Mention spéciale 2008

Là où vont nos pèresLà où vont nos pères, Shaun Tan, Dargaud Coll. Long Courrier, mars 2007

Né en 1974, Shaun Tan est illustrateur et auteur indépendant de bandes dessinées pour la jeunesse (L’Arbre rouge Éditions Compagnie Créative, juin 2003). En Australie, à Perth, où il vit, il se consacre à la réalisation de livres pour enfants et collabore avec des studios d’animation comme Pixar et Blue Sky.

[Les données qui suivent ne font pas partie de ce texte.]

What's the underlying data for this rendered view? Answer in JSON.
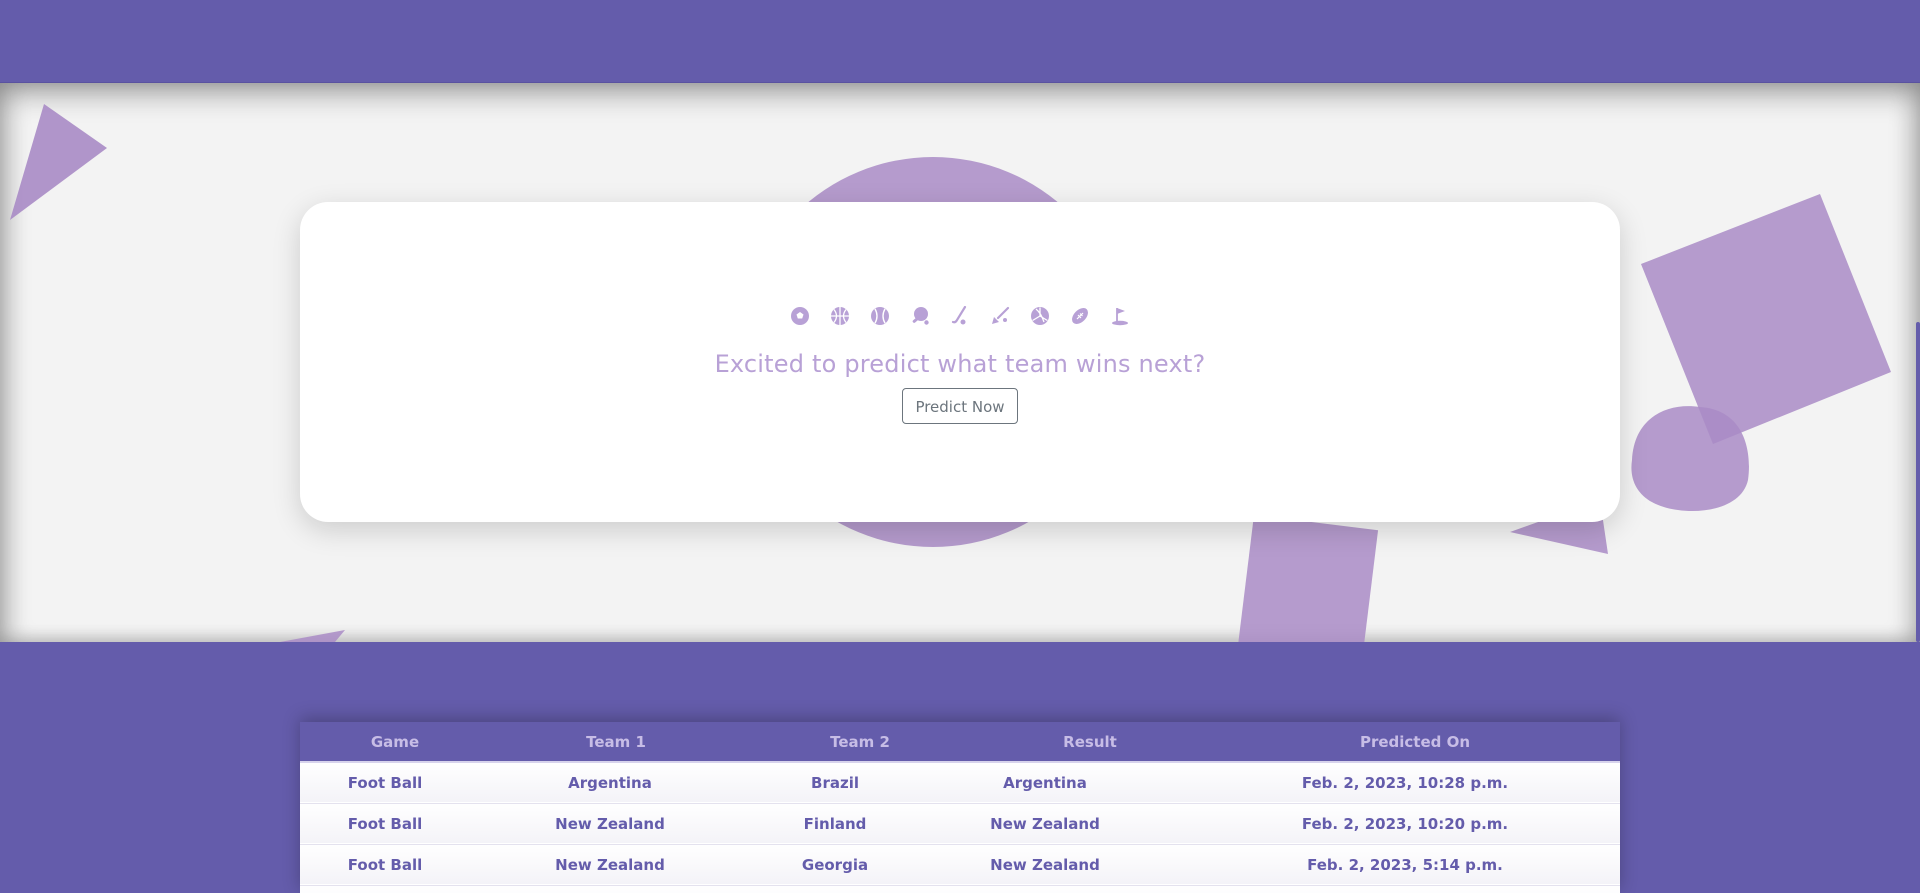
{
  "hero": {
    "tagline": "Excited to predict what team wins next?",
    "cta_label": "Predict Now",
    "sport_icons": [
      "soccer-ball-icon",
      "basketball-icon",
      "baseball-icon",
      "table-tennis-icon",
      "hockey-icon",
      "badminton-icon",
      "volleyball-icon",
      "rugby-ball-icon",
      "golf-icon"
    ]
  },
  "table": {
    "headers": [
      "Game",
      "Team 1",
      "Team 2",
      "Result",
      "Predicted On"
    ],
    "rows": [
      [
        "Foot Ball",
        "Argentina",
        "Brazil",
        "Argentina",
        "Feb. 2, 2023, 10:28 p.m."
      ],
      [
        "Foot Ball",
        "New Zealand",
        "Finland",
        "New Zealand",
        "Feb. 2, 2023, 10:20 p.m."
      ],
      [
        "Foot Ball",
        "New Zealand",
        "Georgia",
        "New Zealand",
        "Feb. 2, 2023, 5:14 p.m."
      ]
    ]
  },
  "colors": {
    "brand": "#645cab",
    "accent": "#b8a1d6",
    "background": "#f3f3f3",
    "card": "#ffffff"
  }
}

Son dernier album, Là où vont nos pères, sorti en mars 2007 aux éditions Dargaud est une bande dessinée muette oscillant entre des teintes sépia et des planches en noir et blanc d’une intense expressivité à la frontière d’un passé flou et d’un présent éternel. Ne retranscrivant aucune indication de temps ni de lieu dans cet univers intemporel qui retentit d’une étonnante actualité, Là où vont nos pères fait se succéder dans un décor à la fois familier et étrange des vignettes en plan serré, images d’un réel saisissable et connu, et des séquences oniriques telles ces premières planches ou doubles pages d’une ville tentaculaire et effrayante où l’horreur à venir semble l’empreinte d’une instabilité perpétuelle.
Rodolphe Töpffer (1799-1846), le fondateur de la bande dessinée et auteur des premiers textes théoriques sur le genre ne pouvait imaginer dissocier le texte de l’image du langage bédéique. « Les dessins sans le texte n’auraient qu’une signification obscure ; le texte sans les dessins, ne signifieraient rien. Le tout ensemble forme une sorte de roman, d’autant plus original qu’il ne ressemble pas mieux à un roman qu’autre chose ».

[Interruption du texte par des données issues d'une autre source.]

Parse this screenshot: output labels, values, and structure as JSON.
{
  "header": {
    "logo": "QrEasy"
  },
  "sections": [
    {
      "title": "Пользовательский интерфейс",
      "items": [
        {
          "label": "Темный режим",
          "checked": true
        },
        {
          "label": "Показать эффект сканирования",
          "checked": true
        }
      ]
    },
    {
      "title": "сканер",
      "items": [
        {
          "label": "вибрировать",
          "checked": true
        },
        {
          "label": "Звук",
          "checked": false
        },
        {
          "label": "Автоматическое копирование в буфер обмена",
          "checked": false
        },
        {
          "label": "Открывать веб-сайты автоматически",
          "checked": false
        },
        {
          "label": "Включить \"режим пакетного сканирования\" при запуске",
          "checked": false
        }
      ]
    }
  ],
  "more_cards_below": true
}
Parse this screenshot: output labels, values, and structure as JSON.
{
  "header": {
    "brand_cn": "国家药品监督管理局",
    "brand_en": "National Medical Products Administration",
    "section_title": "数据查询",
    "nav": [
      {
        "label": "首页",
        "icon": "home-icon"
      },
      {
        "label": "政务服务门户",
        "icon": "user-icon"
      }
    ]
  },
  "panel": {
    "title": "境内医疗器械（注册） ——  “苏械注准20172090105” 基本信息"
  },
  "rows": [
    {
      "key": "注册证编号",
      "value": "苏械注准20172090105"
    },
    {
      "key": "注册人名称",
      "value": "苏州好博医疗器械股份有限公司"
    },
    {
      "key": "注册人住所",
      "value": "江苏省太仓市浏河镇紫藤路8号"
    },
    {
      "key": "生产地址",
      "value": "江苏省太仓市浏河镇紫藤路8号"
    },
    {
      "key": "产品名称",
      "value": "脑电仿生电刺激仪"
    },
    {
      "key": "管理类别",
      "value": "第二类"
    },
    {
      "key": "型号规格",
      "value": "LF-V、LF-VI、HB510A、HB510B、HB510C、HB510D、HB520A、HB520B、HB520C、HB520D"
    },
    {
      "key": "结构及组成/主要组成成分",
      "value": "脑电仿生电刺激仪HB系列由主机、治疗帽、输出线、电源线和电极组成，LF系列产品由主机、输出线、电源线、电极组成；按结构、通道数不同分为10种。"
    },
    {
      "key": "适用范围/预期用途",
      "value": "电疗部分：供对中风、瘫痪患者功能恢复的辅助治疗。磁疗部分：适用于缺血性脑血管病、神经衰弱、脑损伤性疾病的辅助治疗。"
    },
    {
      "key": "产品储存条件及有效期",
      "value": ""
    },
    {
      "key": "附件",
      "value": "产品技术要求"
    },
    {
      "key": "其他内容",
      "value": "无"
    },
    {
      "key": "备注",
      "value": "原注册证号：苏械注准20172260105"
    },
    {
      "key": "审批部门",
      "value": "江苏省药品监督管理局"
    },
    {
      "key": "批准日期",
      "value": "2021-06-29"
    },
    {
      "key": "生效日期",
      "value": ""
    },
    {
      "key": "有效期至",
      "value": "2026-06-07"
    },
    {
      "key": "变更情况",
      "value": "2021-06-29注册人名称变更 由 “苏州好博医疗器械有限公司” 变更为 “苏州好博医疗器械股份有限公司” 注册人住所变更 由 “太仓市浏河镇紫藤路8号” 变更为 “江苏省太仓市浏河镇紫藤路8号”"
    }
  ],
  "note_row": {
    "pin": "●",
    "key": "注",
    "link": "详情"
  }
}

Là où vont nos pères, bande dessinée sans texte, roman graphique, album illustré proche du roman photographique parfois ou littérature en estampes, peu importe, l’essentiel est ailleurs dans ce discours symbolique et commun à tous que constituent l’imaginaire et la création et dont le pouvoir d’évocation suffit à la compréhension du récit.

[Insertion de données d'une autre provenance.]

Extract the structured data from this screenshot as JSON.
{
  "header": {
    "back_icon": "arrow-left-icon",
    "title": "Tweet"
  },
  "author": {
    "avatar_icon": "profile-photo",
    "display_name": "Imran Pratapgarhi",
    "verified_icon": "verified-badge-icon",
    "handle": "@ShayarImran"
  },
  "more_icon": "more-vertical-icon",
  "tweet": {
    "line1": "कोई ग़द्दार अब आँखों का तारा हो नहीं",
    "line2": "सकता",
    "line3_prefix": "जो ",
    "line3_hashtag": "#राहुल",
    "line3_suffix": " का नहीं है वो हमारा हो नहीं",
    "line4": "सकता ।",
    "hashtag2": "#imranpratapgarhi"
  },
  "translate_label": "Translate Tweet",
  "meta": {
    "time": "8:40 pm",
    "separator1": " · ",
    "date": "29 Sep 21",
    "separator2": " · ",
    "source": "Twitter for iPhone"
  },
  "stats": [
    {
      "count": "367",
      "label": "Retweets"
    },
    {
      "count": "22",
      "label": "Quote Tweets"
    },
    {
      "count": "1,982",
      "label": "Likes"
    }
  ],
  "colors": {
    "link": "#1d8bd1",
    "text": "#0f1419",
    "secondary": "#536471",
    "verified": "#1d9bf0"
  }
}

L’histoire comme une succession de voyages et de quêtes débute sur le départ d’un homme laissant derrière lui sa femme et sa fille pour s’embarquer vers une destination inconnue en quête de travail et d’une vie meilleure. Avec pour seul bagage une petite valise à l’intérieur de laquelle est soigneusement conservée la photo de sa famille, précieuse relique d’un temps heureux, il affronte le danger, l’errance et l’incompréhension. Face à la petitesse de l’homme livré à lui-même en sol étranger se dresse le gigantisme du nouveau continent avec ses promesses et ses désillusions. Les portraits des migrants soigneusement ciselés qui tentent d’échapper à la misère, à la guerre et aux persécutions s’accompagnent d’étranges chimères, doubles symboliques de leur différence. Au travers d’histoires parallèles et différentes qui répercutent comme en écho les images terribles des souvenirs cruels de tous ces destinés au voyage, la peur et la solitude emplissent le récit dans des séquences dignes des pires cauchemars. Face au vacarme inhumain de la multitude en terre promise résonne la détresse silencieuse de l’exilé et son déchirement devant les difficultés quotidiennes devenues véritables combat journalier. Cependant au hasard des rencontres, au fil des saisons, des liens se tissent, des échanges se créent entre des cultures et l’espoir renaît, la solidarité se découvre, la compréhension se fait. Un regard échangé, un sourire et c’est la vie qui reprend ses droits dans cet album où les relations humaines sont disséquées, où la lumière au final supplante l’ombre pour se terminer dans une perspective de bonheur à nouveau envisageable.

Dans le contexte politique actuel où plus que jamais l’émigration est un thème d’actualité, cette bande dessinée qui a nécessité un travail de quatre années, est au-delà d’un témoignage, un hommage au courage et à la volonté de tous les migrants qui n’aspirent qu’à vivre dans la dignité. Rendons à notre tour la civilité à cet auteur et à son album où les mots n’ont plus besoin d’exister quand leur succède le langage universel de l’humanité.